When using hidden Markov models for speech recognition, it is usually assumed that the probability that a particular acoustic vector is emitted at a given time only depends on the current state and the current acoustic vector observed. This model does not take account of the dynamic nature of the speech signal. In order to introduce time correlation between successive acoustic vectors, some authors have proposed to consider the time series of observations on a state to be generated by a nonlinear deterministic process corrupted by a Gaussian additive noise. This results in the introduction of the prediction error in the likelihood function. In this paper, we review the basic ideas underlying these models. Thereafter, we briefly introduce an extension of the linear case, i.e. we permit the autoregressive coefficients to be corrupted by noise. Indeed, when working at the speech samples level, this is a simple way to take the intra and inter speaker variability into account; that is, to allow variability in the transfer function. In fact, this is what we are doing when extracting LPC coefficients and clustering them with Gaussian distributions.

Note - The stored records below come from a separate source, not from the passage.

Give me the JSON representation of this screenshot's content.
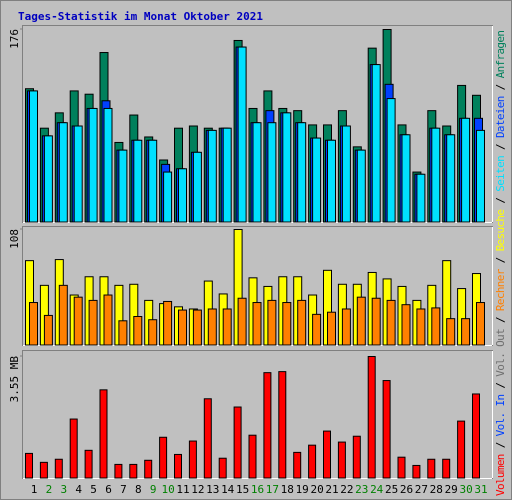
{
  "title": "Tages-Statistik im Monat Oktober 2021",
  "chart_data": [
    {
      "type": "bar",
      "ylim": [
        0,
        176
      ],
      "yticks": [
        176
      ],
      "series": [
        {
          "name": "Anfragen",
          "color": "#00805c",
          "values": [
            122,
            86,
            100,
            120,
            117,
            155,
            73,
            98,
            78,
            57,
            86,
            88,
            86,
            86,
            166,
            104,
            120,
            104,
            102,
            89,
            89,
            102,
            69,
            159,
            176,
            89,
            46,
            102,
            88,
            125,
            116
          ]
        },
        {
          "name": "Dateien",
          "color": "#0040ff",
          "values": [
            120,
            79,
            91,
            88,
            104,
            111,
            66,
            75,
            75,
            53,
            49,
            64,
            84,
            86,
            160,
            91,
            102,
            100,
            91,
            77,
            75,
            88,
            66,
            144,
            126,
            80,
            44,
            86,
            80,
            95,
            95
          ]
        },
        {
          "name": "Seiten",
          "color": "#00e0ff",
          "values": [
            120,
            79,
            91,
            88,
            104,
            104,
            66,
            75,
            75,
            46,
            49,
            64,
            84,
            86,
            160,
            91,
            91,
            100,
            91,
            77,
            75,
            88,
            66,
            144,
            113,
            80,
            44,
            86,
            80,
            95,
            84
          ]
        }
      ]
    },
    {
      "type": "bar",
      "ylim": [
        0,
        108
      ],
      "yticks": [
        108
      ],
      "series": [
        {
          "name": "Besuche",
          "color": "#ffff00",
          "values": [
            79,
            56,
            80,
            47,
            64,
            64,
            56,
            57,
            42,
            39,
            36,
            34,
            60,
            48,
            108,
            63,
            55,
            64,
            64,
            47,
            70,
            57,
            57,
            68,
            62,
            55,
            42,
            56,
            79,
            53,
            67
          ]
        },
        {
          "name": "Rechner",
          "color": "#ff8000",
          "values": [
            40,
            28,
            56,
            45,
            42,
            47,
            23,
            27,
            24,
            41,
            33,
            33,
            34,
            34,
            44,
            40,
            42,
            40,
            42,
            29,
            31,
            34,
            45,
            44,
            42,
            38,
            34,
            35,
            25,
            25,
            40
          ]
        }
      ]
    },
    {
      "type": "bar",
      "ylim": [
        0,
        3.55
      ],
      "yticks": [
        {
          "value": 3.55,
          "label": "3.55 MB"
        }
      ],
      "categories": [
        "1",
        "2",
        "3",
        "4",
        "5",
        "6",
        "7",
        "8",
        "9",
        "10",
        "11",
        "12",
        "13",
        "14",
        "15",
        "16",
        "17",
        "18",
        "19",
        "20",
        "21",
        "22",
        "23",
        "24",
        "25",
        "26",
        "27",
        "28",
        "29",
        "30",
        "31"
      ],
      "category_colors": [
        "#000000",
        "#008000",
        "#008000",
        "#000000",
        "#000000",
        "#000000",
        "#000000",
        "#000000",
        "#008000",
        "#008000",
        "#000000",
        "#000000",
        "#000000",
        "#000000",
        "#000000",
        "#008000",
        "#008000",
        "#000000",
        "#000000",
        "#000000",
        "#000000",
        "#000000",
        "#008000",
        "#008000",
        "#000000",
        "#000000",
        "#000000",
        "#000000",
        "#000000",
        "#008000",
        "#008000"
      ],
      "series": [
        {
          "name": "Volumen",
          "color": "#ff0000",
          "values": [
            0.73,
            0.47,
            0.56,
            1.73,
            0.82,
            2.58,
            0.41,
            0.41,
            0.53,
            1.2,
            0.7,
            1.09,
            2.32,
            0.59,
            2.08,
            1.26,
            3.08,
            3.11,
            0.76,
            0.97,
            1.38,
            1.06,
            1.23,
            3.55,
            2.85,
            0.62,
            0.38,
            0.56,
            0.56,
            1.67,
            2.46
          ]
        }
      ],
      "legend_only": [
        {
          "name": "Vol. In",
          "color": "#0040ff"
        },
        {
          "name": "Vol. Out",
          "color": "#707070"
        }
      ]
    }
  ]
}
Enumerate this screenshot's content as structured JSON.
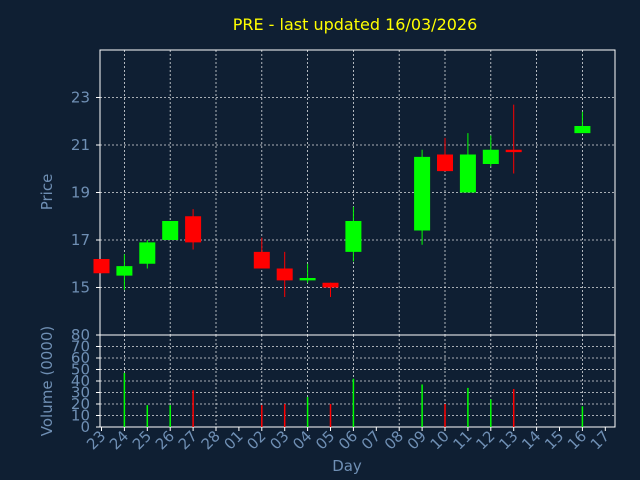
{
  "chart_data": [
    {
      "type": "candlestick",
      "title": "PRE - last updated 16/03/2026",
      "ylabel": "Price",
      "ylim": [
        13.0,
        25.0
      ],
      "yticks": [
        15,
        17,
        19,
        21,
        23
      ],
      "grid": true,
      "colors": {
        "up": "#00ff00",
        "down": "#ff0000",
        "grid": "#ffffff",
        "frame": "#ffffff",
        "text": "#6f8fb4",
        "title": "#ffff00",
        "background": "#0f1f33"
      },
      "x": [
        "23",
        "24",
        "25",
        "26",
        "27",
        "28",
        "01",
        "02",
        "03",
        "04",
        "05",
        "06",
        "07",
        "08",
        "09",
        "10",
        "11",
        "12",
        "13",
        "14",
        "15",
        "16",
        "17"
      ],
      "candles": [
        {
          "x": "23",
          "open": 16.2,
          "high": 16.2,
          "low": 15.6,
          "close": 15.6
        },
        {
          "x": "24",
          "open": 15.5,
          "high": 16.4,
          "low": 14.9,
          "close": 15.9
        },
        {
          "x": "25",
          "open": 16.0,
          "high": 17.0,
          "low": 15.8,
          "close": 16.9
        },
        {
          "x": "26",
          "open": 17.0,
          "high": 17.8,
          "low": 17.0,
          "close": 17.8
        },
        {
          "x": "27",
          "open": 18.0,
          "high": 18.3,
          "low": 16.6,
          "close": 16.9
        },
        {
          "x": "02",
          "open": 16.5,
          "high": 17.1,
          "low": 15.8,
          "close": 15.8
        },
        {
          "x": "03",
          "open": 15.8,
          "high": 16.5,
          "low": 14.6,
          "close": 15.3
        },
        {
          "x": "04",
          "open": 15.3,
          "high": 16.0,
          "low": 15.2,
          "close": 15.4
        },
        {
          "x": "05",
          "open": 15.2,
          "high": 15.2,
          "low": 14.6,
          "close": 15.0
        },
        {
          "x": "06",
          "open": 16.5,
          "high": 18.4,
          "low": 16.1,
          "close": 17.8
        },
        {
          "x": "09",
          "open": 17.4,
          "high": 20.8,
          "low": 16.8,
          "close": 20.5
        },
        {
          "x": "10",
          "open": 20.6,
          "high": 21.3,
          "low": 19.9,
          "close": 19.9
        },
        {
          "x": "11",
          "open": 19.0,
          "high": 21.5,
          "low": 19.0,
          "close": 20.6
        },
        {
          "x": "12",
          "open": 20.2,
          "high": 21.4,
          "low": 20.1,
          "close": 20.8
        },
        {
          "x": "13",
          "open": 20.8,
          "high": 22.7,
          "low": 19.8,
          "close": 20.7
        },
        {
          "x": "16",
          "open": 21.5,
          "high": 22.4,
          "low": 21.5,
          "close": 21.8
        }
      ]
    },
    {
      "type": "bar",
      "ylabel": "Volume (0000)",
      "xlabel": "Day",
      "ylim": [
        0,
        80
      ],
      "yticks": [
        0,
        10,
        20,
        30,
        40,
        50,
        60,
        70,
        80
      ],
      "grid": true,
      "categories": [
        "23",
        "24",
        "25",
        "26",
        "27",
        "28",
        "01",
        "02",
        "03",
        "04",
        "05",
        "06",
        "07",
        "08",
        "09",
        "10",
        "11",
        "12",
        "13",
        "14",
        "15",
        "16",
        "17"
      ],
      "bars": [
        {
          "x": "24",
          "value": 47,
          "direction": "up"
        },
        {
          "x": "25",
          "value": 19,
          "direction": "up"
        },
        {
          "x": "26",
          "value": 19,
          "direction": "up"
        },
        {
          "x": "27",
          "value": 32,
          "direction": "down"
        },
        {
          "x": "02",
          "value": 19,
          "direction": "down"
        },
        {
          "x": "03",
          "value": 20,
          "direction": "down"
        },
        {
          "x": "04",
          "value": 26,
          "direction": "up"
        },
        {
          "x": "05",
          "value": 20,
          "direction": "down"
        },
        {
          "x": "06",
          "value": 42,
          "direction": "up"
        },
        {
          "x": "09",
          "value": 37,
          "direction": "up"
        },
        {
          "x": "10",
          "value": 20,
          "direction": "down"
        },
        {
          "x": "11",
          "value": 34,
          "direction": "up"
        },
        {
          "x": "12",
          "value": 24,
          "direction": "up"
        },
        {
          "x": "13",
          "value": 33,
          "direction": "down"
        },
        {
          "x": "16",
          "value": 18,
          "direction": "up"
        }
      ]
    }
  ]
}
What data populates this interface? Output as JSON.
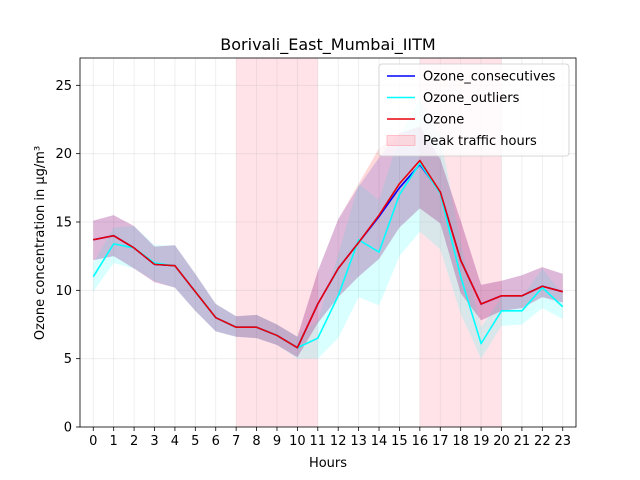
{
  "chart_data": {
    "type": "line",
    "title": "Borivali_East_Mumbai_IITM",
    "xlabel": "Hours",
    "ylabel": "Ozone concentration in µg/m³",
    "x": [
      0,
      1,
      2,
      3,
      4,
      5,
      6,
      7,
      8,
      9,
      10,
      11,
      12,
      13,
      14,
      15,
      16,
      17,
      18,
      19,
      20,
      21,
      22,
      23
    ],
    "x_ticks": [
      "0",
      "1",
      "2",
      "3",
      "4",
      "5",
      "6",
      "7",
      "8",
      "9",
      "10",
      "11",
      "12",
      "13",
      "14",
      "15",
      "16",
      "17",
      "18",
      "19",
      "20",
      "21",
      "22",
      "23"
    ],
    "xlim": [
      -0.65,
      23.65
    ],
    "ylim": [
      0,
      27
    ],
    "y_ticks": [
      0,
      5,
      10,
      15,
      20,
      25
    ],
    "grid": true,
    "legend_position": "top-right",
    "peak_traffic_hours": [
      [
        7,
        11
      ],
      [
        16,
        20
      ]
    ],
    "series": [
      {
        "name": "Ozone_consecutives",
        "color": "#0000ff",
        "values": [
          13.7,
          14.0,
          13.1,
          11.9,
          11.8,
          9.9,
          8.0,
          7.3,
          7.3,
          6.7,
          5.8,
          9.0,
          11.6,
          13.5,
          15.4,
          17.5,
          19.2,
          17.2,
          12.2,
          9.0,
          9.6,
          9.6,
          10.3,
          9.9
        ],
        "band_low": [
          12.2,
          12.5,
          11.6,
          10.6,
          10.2,
          8.5,
          7.0,
          6.6,
          6.5,
          6.0,
          5.1,
          7.6,
          9.5,
          11.0,
          12.3,
          14.6,
          16.0,
          14.9,
          9.8,
          7.8,
          8.5,
          8.7,
          9.5,
          9.1
        ],
        "band_high": [
          15.1,
          15.5,
          14.7,
          13.2,
          13.3,
          11.2,
          9.0,
          8.1,
          8.2,
          7.5,
          6.6,
          11.4,
          15.2,
          17.6,
          19.7,
          21.5,
          22.0,
          19.6,
          15.1,
          10.4,
          10.7,
          11.1,
          11.7,
          11.2
        ]
      },
      {
        "name": "Ozone_outliers",
        "color": "#00ffff",
        "values": [
          11.0,
          13.4,
          13.1,
          12.0,
          11.8,
          9.9,
          8.0,
          7.3,
          7.3,
          6.7,
          5.8,
          6.5,
          9.6,
          13.7,
          12.8,
          17.0,
          19.3,
          17.1,
          11.0,
          6.1,
          8.5,
          8.5,
          10.2,
          8.8
        ],
        "band_low": [
          9.9,
          12.0,
          11.6,
          10.7,
          10.2,
          8.5,
          7.0,
          6.6,
          6.5,
          6.0,
          5.0,
          5.0,
          6.5,
          9.5,
          8.9,
          12.5,
          14.3,
          13.0,
          8.3,
          5.0,
          7.4,
          7.5,
          8.7,
          7.9
        ],
        "band_high": [
          12.0,
          14.6,
          14.7,
          13.3,
          13.3,
          11.2,
          9.0,
          8.1,
          8.2,
          7.5,
          6.6,
          7.8,
          12.6,
          17.8,
          16.6,
          21.3,
          24.0,
          21.3,
          13.5,
          7.3,
          9.5,
          9.5,
          11.6,
          9.7
        ]
      },
      {
        "name": "Ozone",
        "color": "#e8000b",
        "values": [
          13.7,
          14.0,
          13.1,
          11.9,
          11.8,
          9.9,
          8.0,
          7.3,
          7.3,
          6.7,
          5.8,
          9.0,
          11.6,
          13.5,
          15.5,
          17.8,
          19.5,
          17.2,
          12.2,
          9.0,
          9.6,
          9.6,
          10.3,
          9.9
        ],
        "band_low": [
          12.2,
          12.5,
          11.6,
          10.6,
          10.2,
          8.5,
          7.0,
          6.6,
          6.5,
          6.0,
          5.1,
          7.6,
          9.5,
          11.0,
          12.3,
          14.6,
          16.0,
          14.9,
          9.8,
          7.8,
          8.5,
          8.7,
          9.5,
          9.1
        ],
        "band_high": [
          15.1,
          15.5,
          14.7,
          13.2,
          13.3,
          11.2,
          9.0,
          8.1,
          8.2,
          7.5,
          6.6,
          11.4,
          15.2,
          17.8,
          20.4,
          21.5,
          22.0,
          19.6,
          15.1,
          10.4,
          10.7,
          11.1,
          11.7,
          11.2
        ]
      }
    ],
    "legend": [
      {
        "label": "Ozone_consecutives",
        "kind": "line",
        "color": "#0000ff"
      },
      {
        "label": "Ozone_outliers",
        "kind": "line",
        "color": "#00ffff"
      },
      {
        "label": "Ozone",
        "kind": "line",
        "color": "#e8000b"
      },
      {
        "label": "Peak traffic hours",
        "kind": "patch",
        "color": "#ffc0cb"
      }
    ]
  }
}
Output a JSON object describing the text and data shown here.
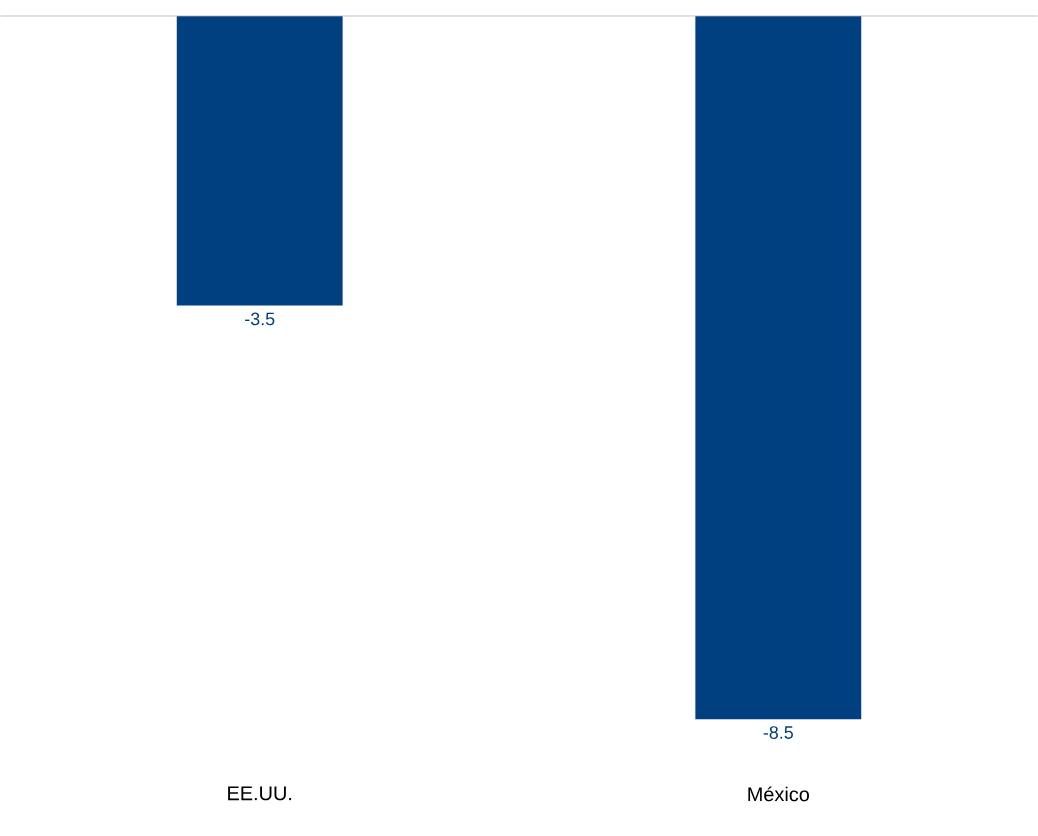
{
  "chart_data": {
    "type": "bar",
    "categories": [
      "EE.UU.",
      "México"
    ],
    "values": [
      -3.5,
      -8.5
    ],
    "color": "#003f80",
    "data_labels": true
  }
}
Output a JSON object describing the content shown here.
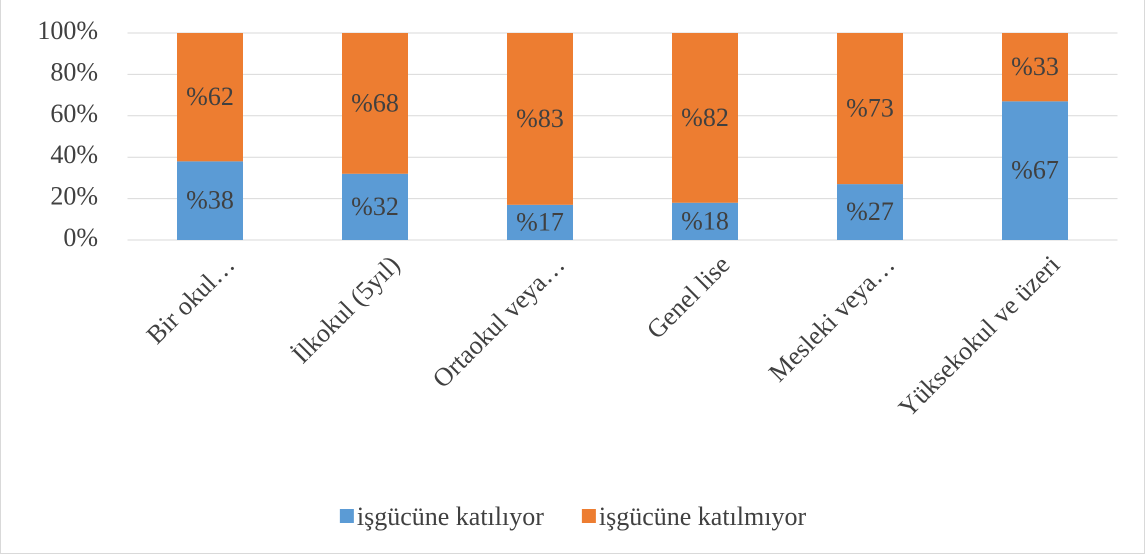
{
  "chart_data": {
    "type": "stacked_bar",
    "categories": [
      "Bir okul…",
      "İlkokul (5yıl)",
      "Ortaokul veya…",
      "Genel lise",
      "Mesleki veya…",
      "Yüksekokul ve üzeri"
    ],
    "series": [
      {
        "name": "işgücüne katılıyor",
        "color": "#5b9bd5",
        "values": [
          38,
          32,
          17,
          18,
          27,
          67
        ],
        "value_labels": [
          "%38",
          "%32",
          "%17",
          "%18",
          "%27",
          "%67"
        ]
      },
      {
        "name": "işgücüne katılmıyor",
        "color": "#ed7d31",
        "values": [
          62,
          68,
          83,
          82,
          73,
          33
        ],
        "value_labels": [
          "%62",
          "%68",
          "%83",
          "%82",
          "%73",
          "%33"
        ]
      }
    ],
    "ylim": [
      0,
      100
    ],
    "yticks": [
      {
        "value": 0,
        "label": "0%"
      },
      {
        "value": 20,
        "label": "20%"
      },
      {
        "value": 40,
        "label": "40%"
      },
      {
        "value": 60,
        "label": "60%"
      },
      {
        "value": 80,
        "label": "80%"
      },
      {
        "value": 100,
        "label": "100%"
      }
    ],
    "grid": true,
    "legend": "bottom"
  }
}
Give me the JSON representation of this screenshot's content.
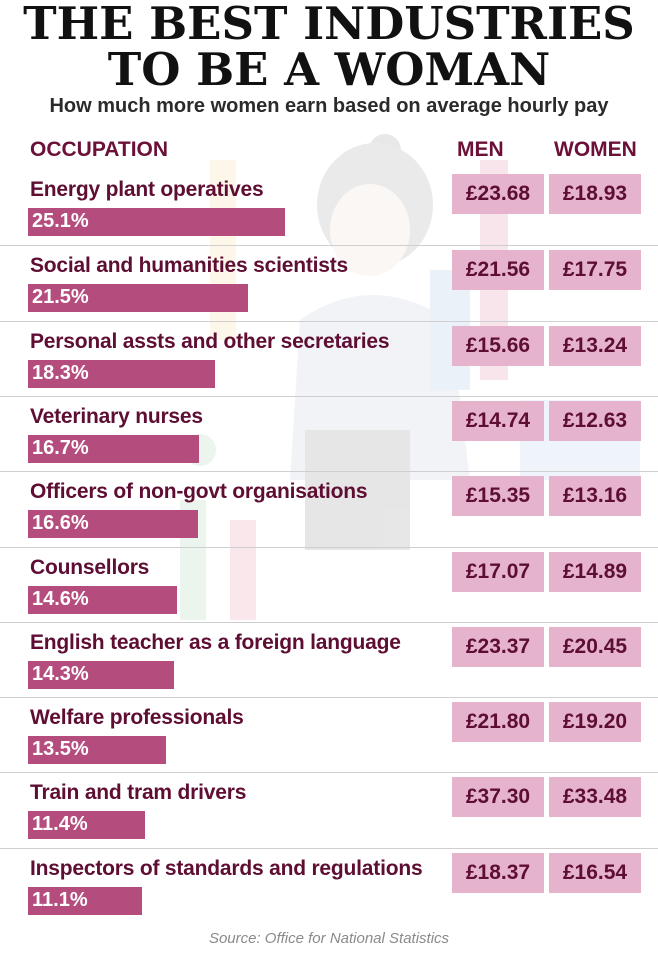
{
  "header": {
    "title_line1": "THE BEST INDUSTRIES",
    "title_line2": "TO BE A WOMAN",
    "subtitle": "How much more women earn based on average hourly pay"
  },
  "columns": {
    "occupation": "OCCUPATION",
    "men": "MEN",
    "women": "WOMEN"
  },
  "source": "Source: Office for National Statistics",
  "colors": {
    "bar": "#b44d7d",
    "cell": "#e5b4cc",
    "text_dark": "#5e0d33"
  },
  "chart_data": {
    "type": "table",
    "rows": [
      {
        "occupation": "Energy plant operatives",
        "pct_label": "25.1%",
        "pct": 25.1,
        "men": "£23.68",
        "women": "£18.93"
      },
      {
        "occupation": "Social and humanities scientists",
        "pct_label": "21.5%",
        "pct": 21.5,
        "men": "£21.56",
        "women": "£17.75"
      },
      {
        "occupation": "Personal assts and other secretaries",
        "pct_label": "18.3%",
        "pct": 18.3,
        "men": "£15.66",
        "women": "£13.24"
      },
      {
        "occupation": "Veterinary nurses",
        "pct_label": "16.7%",
        "pct": 16.7,
        "men": "£14.74",
        "women": "£12.63"
      },
      {
        "occupation": "Officers of non-govt organisations",
        "pct_label": "16.6%",
        "pct": 16.6,
        "men": "£15.35",
        "women": "£13.16"
      },
      {
        "occupation": "Counsellors",
        "pct_label": "14.6%",
        "pct": 14.6,
        "men": "£17.07",
        "women": "£14.89"
      },
      {
        "occupation": "English teacher as a foreign language",
        "pct_label": "14.3%",
        "pct": 14.3,
        "men": "£23.37",
        "women": "£20.45"
      },
      {
        "occupation": "Welfare professionals",
        "pct_label": "13.5%",
        "pct": 13.5,
        "men": "£21.80",
        "women": "£19.20"
      },
      {
        "occupation": "Train and tram drivers",
        "pct_label": "11.4%",
        "pct": 11.4,
        "men": "£37.30",
        "women": "£33.48"
      },
      {
        "occupation": "Inspectors of standards and regulations",
        "pct_label": "11.1%",
        "pct": 11.1,
        "men": "£18.37",
        "women": "£16.54"
      }
    ]
  }
}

The advantage here is that we directly introduce the variability at the sample level. This leads to processes that are known as AutoRegressive Conditional Heteroscedastic (ARCH) processes, with nonconstant variances conditional on the past.
Keywords: Hidden Markov models, autoregressive models.
Bibliographic reference. Aerens, Marco S. / Bourlard, Hervé (1993): "Linear and nonlinear prediction for speech recognition with hidden Markov models", In EUROSPEECH'93, 807-810.